The Amish Project
Jessica Dickey's solo show inspired by the 2006 tragedy in the Amish country of Pennsylvania is a generally solid effort.
(© Geoff Green)
For 70 minutes, Dickey -- under the direction of Sarah Cameron Sunde -- imagines how those involved might have acted as the tragedy unfolded and in its agitated aftermath, before employing her handiwork as a showcase for herself. During this time, Dickey covers the slaughter of these innocents from several perspectives, including doomed sisters Anna and Velda, gunman Edward Stuckey, his widow Carol, and an expert on the sect, Bill North, who's introduced holding a press conference to explain the complex Amish response. Still, the show doesn't entirely surmount its major drawback -- which is that it's fictionalizing the thoughts of its still-alive subjects.

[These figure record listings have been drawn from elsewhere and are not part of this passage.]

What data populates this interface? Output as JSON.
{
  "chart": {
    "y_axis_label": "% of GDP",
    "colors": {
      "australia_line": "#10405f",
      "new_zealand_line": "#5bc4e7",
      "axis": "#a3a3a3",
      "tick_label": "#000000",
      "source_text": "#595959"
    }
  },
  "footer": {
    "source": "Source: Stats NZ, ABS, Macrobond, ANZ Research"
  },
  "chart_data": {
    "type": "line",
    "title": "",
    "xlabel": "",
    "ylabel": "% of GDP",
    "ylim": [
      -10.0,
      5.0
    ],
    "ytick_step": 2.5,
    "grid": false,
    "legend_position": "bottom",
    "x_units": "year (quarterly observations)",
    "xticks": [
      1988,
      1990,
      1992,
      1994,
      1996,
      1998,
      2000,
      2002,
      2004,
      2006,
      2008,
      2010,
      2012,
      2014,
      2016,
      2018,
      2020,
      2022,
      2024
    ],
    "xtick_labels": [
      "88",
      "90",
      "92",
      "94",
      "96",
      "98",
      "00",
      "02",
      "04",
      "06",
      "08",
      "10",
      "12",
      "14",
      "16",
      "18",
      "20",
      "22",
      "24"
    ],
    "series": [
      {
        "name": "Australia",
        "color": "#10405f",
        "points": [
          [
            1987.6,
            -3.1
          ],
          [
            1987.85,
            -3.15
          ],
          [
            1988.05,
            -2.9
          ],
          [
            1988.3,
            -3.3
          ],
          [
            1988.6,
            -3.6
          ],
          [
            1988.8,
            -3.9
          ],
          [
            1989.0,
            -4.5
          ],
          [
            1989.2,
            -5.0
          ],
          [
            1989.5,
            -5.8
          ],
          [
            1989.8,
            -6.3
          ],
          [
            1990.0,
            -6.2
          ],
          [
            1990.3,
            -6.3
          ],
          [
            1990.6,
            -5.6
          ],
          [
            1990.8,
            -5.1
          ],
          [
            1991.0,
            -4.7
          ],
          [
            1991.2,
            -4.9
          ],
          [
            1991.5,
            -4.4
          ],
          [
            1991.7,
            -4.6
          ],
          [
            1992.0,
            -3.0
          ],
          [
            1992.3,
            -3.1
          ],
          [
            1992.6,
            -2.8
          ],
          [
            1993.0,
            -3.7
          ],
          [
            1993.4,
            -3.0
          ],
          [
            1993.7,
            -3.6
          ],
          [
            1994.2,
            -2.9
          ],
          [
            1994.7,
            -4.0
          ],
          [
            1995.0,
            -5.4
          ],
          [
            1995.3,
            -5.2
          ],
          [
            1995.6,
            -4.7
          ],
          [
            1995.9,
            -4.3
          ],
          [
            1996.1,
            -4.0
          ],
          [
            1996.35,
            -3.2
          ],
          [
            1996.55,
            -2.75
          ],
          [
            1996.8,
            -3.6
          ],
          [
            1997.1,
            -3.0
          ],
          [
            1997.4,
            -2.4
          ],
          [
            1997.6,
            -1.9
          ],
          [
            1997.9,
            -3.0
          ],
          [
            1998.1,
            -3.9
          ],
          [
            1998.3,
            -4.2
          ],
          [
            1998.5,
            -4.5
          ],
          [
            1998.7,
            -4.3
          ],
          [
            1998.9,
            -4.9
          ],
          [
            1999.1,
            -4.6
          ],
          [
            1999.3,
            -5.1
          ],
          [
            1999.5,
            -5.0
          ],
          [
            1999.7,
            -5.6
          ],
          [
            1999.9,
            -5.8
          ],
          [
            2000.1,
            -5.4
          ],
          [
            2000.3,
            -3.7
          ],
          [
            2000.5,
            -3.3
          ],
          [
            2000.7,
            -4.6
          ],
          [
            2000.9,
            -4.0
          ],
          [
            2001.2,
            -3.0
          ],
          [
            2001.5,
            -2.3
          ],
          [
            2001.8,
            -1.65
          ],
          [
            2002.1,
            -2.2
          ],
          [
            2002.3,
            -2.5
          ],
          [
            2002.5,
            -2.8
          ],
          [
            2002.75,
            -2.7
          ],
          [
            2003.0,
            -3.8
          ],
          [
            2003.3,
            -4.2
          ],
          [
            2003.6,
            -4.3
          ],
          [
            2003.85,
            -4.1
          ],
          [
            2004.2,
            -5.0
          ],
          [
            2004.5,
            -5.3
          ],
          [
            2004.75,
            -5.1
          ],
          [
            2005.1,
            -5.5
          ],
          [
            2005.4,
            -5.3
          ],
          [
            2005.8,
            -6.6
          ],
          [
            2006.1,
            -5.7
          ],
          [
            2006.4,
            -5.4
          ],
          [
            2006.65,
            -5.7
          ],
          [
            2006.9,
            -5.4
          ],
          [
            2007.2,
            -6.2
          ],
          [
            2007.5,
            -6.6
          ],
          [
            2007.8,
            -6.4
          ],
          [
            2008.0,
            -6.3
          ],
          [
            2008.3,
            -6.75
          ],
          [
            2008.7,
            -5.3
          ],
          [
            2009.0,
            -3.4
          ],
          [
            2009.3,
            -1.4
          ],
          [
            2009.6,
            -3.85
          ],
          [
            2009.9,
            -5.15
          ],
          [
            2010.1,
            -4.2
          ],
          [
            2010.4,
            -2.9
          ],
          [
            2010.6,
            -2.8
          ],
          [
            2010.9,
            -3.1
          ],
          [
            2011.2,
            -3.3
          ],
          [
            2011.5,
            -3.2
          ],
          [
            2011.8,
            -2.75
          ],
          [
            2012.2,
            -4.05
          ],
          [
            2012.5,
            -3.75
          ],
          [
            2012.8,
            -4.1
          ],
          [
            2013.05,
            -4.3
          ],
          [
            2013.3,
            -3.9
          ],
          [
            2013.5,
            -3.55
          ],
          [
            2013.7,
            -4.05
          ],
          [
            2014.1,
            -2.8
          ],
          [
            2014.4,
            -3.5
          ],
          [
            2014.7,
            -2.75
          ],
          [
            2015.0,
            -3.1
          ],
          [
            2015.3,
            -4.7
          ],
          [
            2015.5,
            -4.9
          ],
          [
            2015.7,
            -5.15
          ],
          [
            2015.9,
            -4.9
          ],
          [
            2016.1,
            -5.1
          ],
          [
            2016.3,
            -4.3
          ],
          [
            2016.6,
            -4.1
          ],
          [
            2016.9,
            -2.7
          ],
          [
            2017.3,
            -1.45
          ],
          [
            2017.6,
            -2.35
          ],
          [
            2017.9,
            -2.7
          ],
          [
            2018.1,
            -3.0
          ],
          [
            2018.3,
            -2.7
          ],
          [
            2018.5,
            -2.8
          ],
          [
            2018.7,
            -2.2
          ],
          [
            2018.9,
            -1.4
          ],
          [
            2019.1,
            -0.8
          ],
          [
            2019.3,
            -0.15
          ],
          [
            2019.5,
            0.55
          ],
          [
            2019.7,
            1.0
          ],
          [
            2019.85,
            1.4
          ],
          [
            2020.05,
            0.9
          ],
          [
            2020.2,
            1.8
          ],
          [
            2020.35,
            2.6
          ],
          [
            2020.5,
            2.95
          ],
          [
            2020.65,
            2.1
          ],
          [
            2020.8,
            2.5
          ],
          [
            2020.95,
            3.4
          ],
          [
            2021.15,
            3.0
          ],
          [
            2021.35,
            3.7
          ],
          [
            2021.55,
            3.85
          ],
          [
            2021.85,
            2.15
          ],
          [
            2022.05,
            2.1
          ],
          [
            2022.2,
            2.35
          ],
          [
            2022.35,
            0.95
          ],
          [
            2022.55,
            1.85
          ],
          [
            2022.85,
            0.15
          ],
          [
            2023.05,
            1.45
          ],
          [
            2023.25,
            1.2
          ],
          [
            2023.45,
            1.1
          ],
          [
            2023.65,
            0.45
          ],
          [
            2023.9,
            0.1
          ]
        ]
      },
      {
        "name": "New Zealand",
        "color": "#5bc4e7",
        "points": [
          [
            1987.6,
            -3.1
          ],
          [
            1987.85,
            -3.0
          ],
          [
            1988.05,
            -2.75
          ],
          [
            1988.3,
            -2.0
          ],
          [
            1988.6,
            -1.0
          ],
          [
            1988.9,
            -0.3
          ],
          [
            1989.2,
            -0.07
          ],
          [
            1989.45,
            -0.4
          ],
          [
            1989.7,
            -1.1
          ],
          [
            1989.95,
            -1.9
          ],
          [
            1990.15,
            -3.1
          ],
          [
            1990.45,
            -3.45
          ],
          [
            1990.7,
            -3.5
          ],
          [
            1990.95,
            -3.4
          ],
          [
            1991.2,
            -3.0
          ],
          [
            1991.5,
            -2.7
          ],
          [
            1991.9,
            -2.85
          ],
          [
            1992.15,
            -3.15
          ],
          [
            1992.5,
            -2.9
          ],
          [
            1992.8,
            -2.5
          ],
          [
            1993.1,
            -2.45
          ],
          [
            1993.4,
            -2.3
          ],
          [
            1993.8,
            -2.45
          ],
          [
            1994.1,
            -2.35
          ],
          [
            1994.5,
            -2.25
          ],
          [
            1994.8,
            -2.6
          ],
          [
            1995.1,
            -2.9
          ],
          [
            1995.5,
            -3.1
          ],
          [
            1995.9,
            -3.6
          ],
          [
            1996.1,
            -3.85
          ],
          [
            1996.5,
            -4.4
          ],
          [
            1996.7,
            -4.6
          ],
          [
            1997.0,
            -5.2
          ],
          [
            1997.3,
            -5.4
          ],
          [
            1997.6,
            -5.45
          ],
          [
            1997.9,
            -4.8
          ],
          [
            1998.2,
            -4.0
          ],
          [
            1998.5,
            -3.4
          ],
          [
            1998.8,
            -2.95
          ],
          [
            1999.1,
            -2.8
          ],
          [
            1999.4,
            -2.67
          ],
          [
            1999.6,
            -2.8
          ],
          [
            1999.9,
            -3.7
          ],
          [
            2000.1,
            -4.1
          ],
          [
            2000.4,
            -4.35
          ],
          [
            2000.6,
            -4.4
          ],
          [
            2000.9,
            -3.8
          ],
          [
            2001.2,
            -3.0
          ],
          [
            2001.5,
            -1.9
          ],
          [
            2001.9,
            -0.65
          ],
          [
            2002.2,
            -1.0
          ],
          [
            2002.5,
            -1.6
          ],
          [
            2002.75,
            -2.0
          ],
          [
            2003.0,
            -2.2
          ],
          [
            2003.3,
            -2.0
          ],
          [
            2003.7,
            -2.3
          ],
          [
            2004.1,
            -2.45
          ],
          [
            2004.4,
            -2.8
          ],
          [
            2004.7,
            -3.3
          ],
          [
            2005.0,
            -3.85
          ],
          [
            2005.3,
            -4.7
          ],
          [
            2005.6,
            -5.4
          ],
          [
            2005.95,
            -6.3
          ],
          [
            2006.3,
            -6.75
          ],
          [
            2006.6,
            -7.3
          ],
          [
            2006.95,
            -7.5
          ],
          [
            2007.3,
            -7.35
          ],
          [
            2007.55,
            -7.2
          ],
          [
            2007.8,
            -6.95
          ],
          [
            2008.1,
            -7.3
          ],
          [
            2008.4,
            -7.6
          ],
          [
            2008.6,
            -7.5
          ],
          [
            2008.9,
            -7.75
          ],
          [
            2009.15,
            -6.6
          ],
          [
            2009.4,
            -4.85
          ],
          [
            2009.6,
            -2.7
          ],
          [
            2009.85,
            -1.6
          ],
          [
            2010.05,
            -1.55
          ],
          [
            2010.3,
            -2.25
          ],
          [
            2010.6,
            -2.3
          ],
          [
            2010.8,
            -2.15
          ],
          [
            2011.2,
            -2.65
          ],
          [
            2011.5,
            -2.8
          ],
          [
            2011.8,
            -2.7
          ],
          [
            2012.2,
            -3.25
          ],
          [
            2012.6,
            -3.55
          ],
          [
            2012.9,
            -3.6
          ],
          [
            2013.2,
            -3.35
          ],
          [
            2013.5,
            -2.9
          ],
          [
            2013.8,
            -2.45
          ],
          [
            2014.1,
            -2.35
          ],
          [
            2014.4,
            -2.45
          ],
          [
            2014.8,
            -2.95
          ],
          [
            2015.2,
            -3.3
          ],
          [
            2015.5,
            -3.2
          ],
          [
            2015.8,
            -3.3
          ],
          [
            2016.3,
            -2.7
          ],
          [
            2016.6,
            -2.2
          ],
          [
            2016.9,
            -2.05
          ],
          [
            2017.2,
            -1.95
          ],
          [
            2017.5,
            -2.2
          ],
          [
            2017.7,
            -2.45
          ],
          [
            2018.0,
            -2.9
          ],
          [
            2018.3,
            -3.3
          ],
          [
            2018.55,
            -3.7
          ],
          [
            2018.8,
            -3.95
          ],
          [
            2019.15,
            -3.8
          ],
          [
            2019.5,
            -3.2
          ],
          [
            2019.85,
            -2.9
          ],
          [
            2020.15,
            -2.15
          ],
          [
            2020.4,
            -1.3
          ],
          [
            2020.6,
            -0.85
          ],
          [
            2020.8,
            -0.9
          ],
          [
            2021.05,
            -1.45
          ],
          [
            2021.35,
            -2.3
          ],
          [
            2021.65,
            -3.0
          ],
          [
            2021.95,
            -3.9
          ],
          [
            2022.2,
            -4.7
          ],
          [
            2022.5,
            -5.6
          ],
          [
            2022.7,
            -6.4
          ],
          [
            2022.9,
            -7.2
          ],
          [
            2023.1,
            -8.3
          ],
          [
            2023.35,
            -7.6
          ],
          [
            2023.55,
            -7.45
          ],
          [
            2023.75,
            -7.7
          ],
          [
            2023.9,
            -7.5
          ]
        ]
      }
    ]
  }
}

One of Dickey's goals is to attempt to get to the motive behind the crime, while scrupulously avoiding saying anything cut-and-dried about Roberts' criminal behavior. At one point, she has the hard-edged, inconsolable Carol say of Roberts: "He couldn't keep his darkness down anymore, and it ate him up -- it ate him, and it ate those poor little girls, and now it's eating me." But the work's larger purpose -- and her play's strongest feature -- is to underline the forgiveness that is at the foundation of Amish belief. She reports it in numerous passages, not the least when Carol describes a conciliatory visit she received from the dead girls' families. Dickey also has North remark with a certain amount of professional awe, "I've been teaching about them, studying them for 25 years -- it doesn't matter what your faith is or if you even have one -- something about them makes you wonder: What am I? Could I be more?"